#### Multi threads

https://python3-cookbook.readthedocs.io/zh_CN/latest/c12/p01_start_stop_thread.html

多线程

- 当你创建好一个线程对象后，该对象并不会立即执行，除非你调用它的 start() 方法（当你调用 start() 方法时，它会调用你传递进来的函数，并把你传递进来的参数传递给该函数）
- 线程一旦启动，将独立执行直到目标函数返回。你可以查询一个线程对象的状态，看它是否还在执行：
    - t.is_alive()
- 也可以将一个线程加入到当前线程，并等待它终止
    - t.join()
- 对于需要长时间运行的线程或者需要一直运行的后台任务，你应当考虑使用后台线程(Daemon thread)，后台线程无法等待，不过，这些线程会在主线程终止时自动销毁。
- 由于全局解释锁（GIL）的原因，Python 的线程被限制到同一时刻只允许一个线程执行这样一个执行模型。所以，Python 的线程更适用于处理I/O和其他需要并发执行的阻塞操作（比如等待I/O、等待从数据库获取数据等等），而不是需要多处理器并行的计算密集型任务。

In [1]:
import threading
import time
from queue import Queue

In [2]:
# examples
def print_time( threadName, delay):
    count = 0
    while count < 5:
        time.sleep(delay)
        count += 1
        print ("%s: %s" % ( threadName, time.ctime(time.time()) ))

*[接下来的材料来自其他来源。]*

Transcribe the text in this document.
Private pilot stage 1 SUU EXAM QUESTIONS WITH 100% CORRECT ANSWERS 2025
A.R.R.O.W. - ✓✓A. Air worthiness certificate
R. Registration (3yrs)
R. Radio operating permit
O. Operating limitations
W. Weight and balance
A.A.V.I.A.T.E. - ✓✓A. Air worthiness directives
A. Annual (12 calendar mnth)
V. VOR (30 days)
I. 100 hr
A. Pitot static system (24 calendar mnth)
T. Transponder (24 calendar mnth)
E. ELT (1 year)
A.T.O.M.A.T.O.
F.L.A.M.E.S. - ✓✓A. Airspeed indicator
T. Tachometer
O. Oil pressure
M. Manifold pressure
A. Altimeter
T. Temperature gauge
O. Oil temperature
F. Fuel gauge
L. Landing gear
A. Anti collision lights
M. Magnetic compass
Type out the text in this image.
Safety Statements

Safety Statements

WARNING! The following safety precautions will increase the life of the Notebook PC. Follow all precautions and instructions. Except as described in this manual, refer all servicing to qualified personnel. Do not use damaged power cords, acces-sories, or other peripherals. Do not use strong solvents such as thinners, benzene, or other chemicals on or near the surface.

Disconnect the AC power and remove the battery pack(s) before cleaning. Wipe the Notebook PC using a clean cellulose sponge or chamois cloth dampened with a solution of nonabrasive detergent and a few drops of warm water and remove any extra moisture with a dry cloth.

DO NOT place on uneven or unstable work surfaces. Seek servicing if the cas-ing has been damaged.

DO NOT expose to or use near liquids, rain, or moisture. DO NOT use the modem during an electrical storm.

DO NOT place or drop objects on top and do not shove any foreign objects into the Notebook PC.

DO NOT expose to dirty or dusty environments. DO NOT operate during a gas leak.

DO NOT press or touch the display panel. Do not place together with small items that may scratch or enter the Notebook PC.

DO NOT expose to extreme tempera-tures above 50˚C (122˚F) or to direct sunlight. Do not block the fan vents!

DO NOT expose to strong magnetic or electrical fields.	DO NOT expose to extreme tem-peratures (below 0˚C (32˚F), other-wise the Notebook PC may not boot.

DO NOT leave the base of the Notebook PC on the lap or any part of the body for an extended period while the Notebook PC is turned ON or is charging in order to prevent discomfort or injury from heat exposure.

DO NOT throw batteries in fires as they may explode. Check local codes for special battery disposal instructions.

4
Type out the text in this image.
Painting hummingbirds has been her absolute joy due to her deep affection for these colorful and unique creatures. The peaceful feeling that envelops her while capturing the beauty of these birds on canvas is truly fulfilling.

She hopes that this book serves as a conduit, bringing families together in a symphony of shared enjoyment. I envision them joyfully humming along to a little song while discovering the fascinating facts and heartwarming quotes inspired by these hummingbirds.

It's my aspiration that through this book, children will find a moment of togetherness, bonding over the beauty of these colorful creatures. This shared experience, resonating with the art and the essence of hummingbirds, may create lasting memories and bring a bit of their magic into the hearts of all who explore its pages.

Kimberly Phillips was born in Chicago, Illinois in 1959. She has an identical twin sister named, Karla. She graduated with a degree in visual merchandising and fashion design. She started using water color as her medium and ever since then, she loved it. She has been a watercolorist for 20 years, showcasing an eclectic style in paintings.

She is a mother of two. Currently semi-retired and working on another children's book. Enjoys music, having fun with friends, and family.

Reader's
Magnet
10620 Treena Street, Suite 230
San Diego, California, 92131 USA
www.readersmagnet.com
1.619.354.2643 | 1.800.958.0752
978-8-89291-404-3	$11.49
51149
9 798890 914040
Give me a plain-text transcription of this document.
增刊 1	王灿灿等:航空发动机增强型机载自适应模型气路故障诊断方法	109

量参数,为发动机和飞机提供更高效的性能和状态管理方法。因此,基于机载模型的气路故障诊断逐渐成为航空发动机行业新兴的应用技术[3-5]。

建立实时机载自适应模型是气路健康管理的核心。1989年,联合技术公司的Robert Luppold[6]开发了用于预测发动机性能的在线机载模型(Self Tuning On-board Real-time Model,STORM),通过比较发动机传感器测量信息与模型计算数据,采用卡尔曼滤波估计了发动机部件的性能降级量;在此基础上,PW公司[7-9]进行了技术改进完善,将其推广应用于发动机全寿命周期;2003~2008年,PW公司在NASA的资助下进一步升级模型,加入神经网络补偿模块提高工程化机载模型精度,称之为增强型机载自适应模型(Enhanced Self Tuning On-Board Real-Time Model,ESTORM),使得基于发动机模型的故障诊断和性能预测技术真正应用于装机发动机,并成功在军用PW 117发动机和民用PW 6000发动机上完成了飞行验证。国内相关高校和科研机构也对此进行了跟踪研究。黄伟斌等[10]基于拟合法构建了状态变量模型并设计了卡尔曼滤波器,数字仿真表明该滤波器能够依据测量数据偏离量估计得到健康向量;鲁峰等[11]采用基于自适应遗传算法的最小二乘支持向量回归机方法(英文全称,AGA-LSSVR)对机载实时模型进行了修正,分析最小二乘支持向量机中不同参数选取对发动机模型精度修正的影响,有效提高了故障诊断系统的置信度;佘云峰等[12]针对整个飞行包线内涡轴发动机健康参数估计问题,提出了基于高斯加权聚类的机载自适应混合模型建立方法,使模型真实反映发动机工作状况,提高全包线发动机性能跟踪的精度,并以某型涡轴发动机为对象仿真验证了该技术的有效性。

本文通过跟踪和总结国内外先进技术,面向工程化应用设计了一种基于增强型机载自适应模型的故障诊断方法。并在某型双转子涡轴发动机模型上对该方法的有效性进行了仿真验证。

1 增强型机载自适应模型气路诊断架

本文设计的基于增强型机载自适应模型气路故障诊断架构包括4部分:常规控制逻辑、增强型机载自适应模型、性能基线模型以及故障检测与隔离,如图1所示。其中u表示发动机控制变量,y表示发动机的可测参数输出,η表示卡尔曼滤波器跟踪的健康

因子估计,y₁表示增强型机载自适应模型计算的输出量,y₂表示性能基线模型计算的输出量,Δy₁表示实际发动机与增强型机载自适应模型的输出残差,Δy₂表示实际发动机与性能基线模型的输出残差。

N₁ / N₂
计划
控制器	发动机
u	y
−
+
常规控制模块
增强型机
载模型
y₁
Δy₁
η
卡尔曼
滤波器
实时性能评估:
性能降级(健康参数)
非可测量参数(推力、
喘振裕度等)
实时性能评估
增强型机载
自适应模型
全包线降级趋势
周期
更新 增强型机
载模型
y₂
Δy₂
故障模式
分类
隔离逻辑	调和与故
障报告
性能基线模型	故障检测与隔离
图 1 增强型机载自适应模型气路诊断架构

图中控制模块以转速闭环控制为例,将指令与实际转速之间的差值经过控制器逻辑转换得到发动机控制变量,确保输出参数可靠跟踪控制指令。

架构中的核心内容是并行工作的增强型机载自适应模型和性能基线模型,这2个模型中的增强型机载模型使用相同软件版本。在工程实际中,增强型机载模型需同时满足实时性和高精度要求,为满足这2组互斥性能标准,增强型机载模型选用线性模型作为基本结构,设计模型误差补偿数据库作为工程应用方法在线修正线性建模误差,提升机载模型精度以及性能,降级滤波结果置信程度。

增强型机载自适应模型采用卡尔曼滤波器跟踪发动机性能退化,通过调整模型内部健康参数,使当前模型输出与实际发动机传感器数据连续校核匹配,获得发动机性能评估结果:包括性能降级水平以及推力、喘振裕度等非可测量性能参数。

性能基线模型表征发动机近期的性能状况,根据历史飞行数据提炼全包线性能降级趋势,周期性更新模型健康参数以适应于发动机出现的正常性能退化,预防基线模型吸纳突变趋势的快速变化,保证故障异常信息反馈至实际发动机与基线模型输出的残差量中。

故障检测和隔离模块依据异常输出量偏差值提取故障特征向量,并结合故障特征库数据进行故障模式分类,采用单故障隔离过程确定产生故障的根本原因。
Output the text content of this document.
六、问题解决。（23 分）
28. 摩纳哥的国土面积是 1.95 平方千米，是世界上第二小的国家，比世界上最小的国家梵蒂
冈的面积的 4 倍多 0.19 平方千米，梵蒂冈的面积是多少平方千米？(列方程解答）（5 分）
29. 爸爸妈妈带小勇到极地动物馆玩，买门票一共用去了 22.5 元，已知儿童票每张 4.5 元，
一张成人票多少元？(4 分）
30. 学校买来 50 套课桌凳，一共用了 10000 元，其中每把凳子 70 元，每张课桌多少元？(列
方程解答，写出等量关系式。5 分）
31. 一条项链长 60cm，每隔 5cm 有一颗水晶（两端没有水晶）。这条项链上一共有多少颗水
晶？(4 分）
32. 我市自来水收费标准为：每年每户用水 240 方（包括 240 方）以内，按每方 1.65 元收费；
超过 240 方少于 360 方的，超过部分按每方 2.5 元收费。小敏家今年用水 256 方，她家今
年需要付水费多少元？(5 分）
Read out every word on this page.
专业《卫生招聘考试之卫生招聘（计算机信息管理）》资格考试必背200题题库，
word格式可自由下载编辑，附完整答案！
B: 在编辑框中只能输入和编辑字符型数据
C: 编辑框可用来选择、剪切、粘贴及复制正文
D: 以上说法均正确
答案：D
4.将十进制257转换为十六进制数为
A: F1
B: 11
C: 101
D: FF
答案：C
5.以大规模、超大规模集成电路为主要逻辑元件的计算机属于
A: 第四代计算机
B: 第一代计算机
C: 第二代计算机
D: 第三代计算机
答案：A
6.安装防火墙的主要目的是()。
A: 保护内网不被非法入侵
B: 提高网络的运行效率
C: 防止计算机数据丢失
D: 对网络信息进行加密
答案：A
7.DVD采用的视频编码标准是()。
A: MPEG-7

# Create two threads as follows
try:
    threading.Thread( target=print_time, args=("Thread-1", 2, ) ).start()
    threading.Thread( target=print_time, args=("Thread-2", 4, ) ).start()
except:
    print ("Error: unable to start thread")

#### Key APIs in Threading module

The threading module exposes all the methods of the thread module and provides some additional methods
- threading.activeCount() − Returns the number of thread objects that are active.
- threading.currentThread() − Returns the number of thread objects in the caller's thread control.
- threading.enumerate() − Returns a list of all thread objects that are currently active.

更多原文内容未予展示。